Le label XL Recordings ne l’a mise sous contrat pour ses beaux yeux bleus. Dire qu’on cherche ardemment la prochaine Adele au Royaume-Uni tient du cliché total, on vise plus juste en évoquant la quête d’un James Blake au féminin. Encore là, évitons les comparaisons directes…

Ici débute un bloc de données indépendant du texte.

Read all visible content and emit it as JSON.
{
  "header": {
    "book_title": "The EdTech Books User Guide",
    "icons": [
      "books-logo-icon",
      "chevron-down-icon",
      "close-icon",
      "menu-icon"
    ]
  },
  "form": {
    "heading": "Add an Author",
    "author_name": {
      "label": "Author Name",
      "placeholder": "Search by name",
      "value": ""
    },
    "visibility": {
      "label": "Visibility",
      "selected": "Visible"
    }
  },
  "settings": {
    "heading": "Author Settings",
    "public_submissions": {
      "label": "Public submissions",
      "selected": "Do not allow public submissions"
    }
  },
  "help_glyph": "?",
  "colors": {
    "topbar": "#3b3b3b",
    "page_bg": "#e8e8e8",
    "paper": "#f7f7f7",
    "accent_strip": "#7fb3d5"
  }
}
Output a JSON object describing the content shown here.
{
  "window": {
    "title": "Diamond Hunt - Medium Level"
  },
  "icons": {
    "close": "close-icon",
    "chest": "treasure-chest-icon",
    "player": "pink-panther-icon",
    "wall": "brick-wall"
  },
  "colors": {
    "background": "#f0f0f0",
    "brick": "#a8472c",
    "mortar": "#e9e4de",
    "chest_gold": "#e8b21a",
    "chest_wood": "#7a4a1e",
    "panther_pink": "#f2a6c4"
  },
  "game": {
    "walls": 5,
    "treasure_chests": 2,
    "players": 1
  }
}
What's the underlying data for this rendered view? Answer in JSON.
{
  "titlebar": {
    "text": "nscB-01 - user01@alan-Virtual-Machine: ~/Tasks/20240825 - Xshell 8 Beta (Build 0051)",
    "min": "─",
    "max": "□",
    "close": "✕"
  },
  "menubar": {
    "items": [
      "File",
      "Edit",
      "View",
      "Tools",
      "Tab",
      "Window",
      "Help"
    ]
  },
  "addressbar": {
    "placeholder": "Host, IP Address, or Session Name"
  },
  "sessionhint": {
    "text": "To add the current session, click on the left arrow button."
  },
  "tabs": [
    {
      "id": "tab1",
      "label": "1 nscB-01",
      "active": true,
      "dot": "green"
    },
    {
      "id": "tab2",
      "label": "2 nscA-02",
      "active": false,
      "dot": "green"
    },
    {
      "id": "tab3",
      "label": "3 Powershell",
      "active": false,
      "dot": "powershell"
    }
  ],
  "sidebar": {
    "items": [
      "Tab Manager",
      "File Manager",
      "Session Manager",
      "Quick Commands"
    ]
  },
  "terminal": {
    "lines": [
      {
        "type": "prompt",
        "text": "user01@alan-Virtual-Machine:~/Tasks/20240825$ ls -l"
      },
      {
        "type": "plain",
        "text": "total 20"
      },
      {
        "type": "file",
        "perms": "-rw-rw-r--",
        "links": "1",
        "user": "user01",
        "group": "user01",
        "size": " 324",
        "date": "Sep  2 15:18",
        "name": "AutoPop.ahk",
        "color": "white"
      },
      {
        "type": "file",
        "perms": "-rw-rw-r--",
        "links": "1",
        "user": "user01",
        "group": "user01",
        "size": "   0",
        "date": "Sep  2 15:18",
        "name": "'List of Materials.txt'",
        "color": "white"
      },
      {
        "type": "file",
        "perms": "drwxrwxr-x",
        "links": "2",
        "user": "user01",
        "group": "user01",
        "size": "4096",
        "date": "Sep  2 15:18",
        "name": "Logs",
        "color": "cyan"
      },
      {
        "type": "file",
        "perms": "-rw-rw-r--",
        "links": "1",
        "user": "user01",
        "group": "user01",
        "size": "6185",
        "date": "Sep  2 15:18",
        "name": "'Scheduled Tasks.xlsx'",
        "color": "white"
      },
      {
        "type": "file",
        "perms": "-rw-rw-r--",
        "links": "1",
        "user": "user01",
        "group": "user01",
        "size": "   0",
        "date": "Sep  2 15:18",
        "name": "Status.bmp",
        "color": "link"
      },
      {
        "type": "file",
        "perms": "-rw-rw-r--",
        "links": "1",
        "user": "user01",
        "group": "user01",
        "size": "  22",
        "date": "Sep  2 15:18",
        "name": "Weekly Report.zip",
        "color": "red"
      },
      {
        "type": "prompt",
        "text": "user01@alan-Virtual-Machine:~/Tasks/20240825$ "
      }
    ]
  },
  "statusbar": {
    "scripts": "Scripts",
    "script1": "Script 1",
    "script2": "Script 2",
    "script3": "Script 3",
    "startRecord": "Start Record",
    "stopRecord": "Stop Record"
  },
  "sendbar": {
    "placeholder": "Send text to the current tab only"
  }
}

Holly Låpsley Fletcherest dotée d’une très belle voix, beau timbre, belle puissance, beau grain, belles inflexions. Expression sobre, sans vibrato insistant, sans poussées inutiles, rien de criard au programme. Ce premier album ne passera pas à l’histoire mais laisse présager une vraie carrière côté soul/pop/électro/post-dubstep pour cette jeune femme issue du Merseyside. Âgée de 19 ans, elle a quelques albums à venir pour préciser son style. Pour l’instant, disons que ses références sont un petit peu datées, déjà convenues… et qu’elle est néanmoins un excellent choix au repêchage.

La jeune femme a reçu une bonne éducation de base en piano classique. Parallèlement à ses études “normales”, elle a appris à maîtriser le logiciel Garage Band, quelques claviers et autres bidules électro. Elle a ensuite parfait sa formation de beatmaker avec de vrais pros, Rodaidh McDonald et Mura Masa. Elle sort à peine du “junior college” et se voit offrir un contrat d’artiste chez XL.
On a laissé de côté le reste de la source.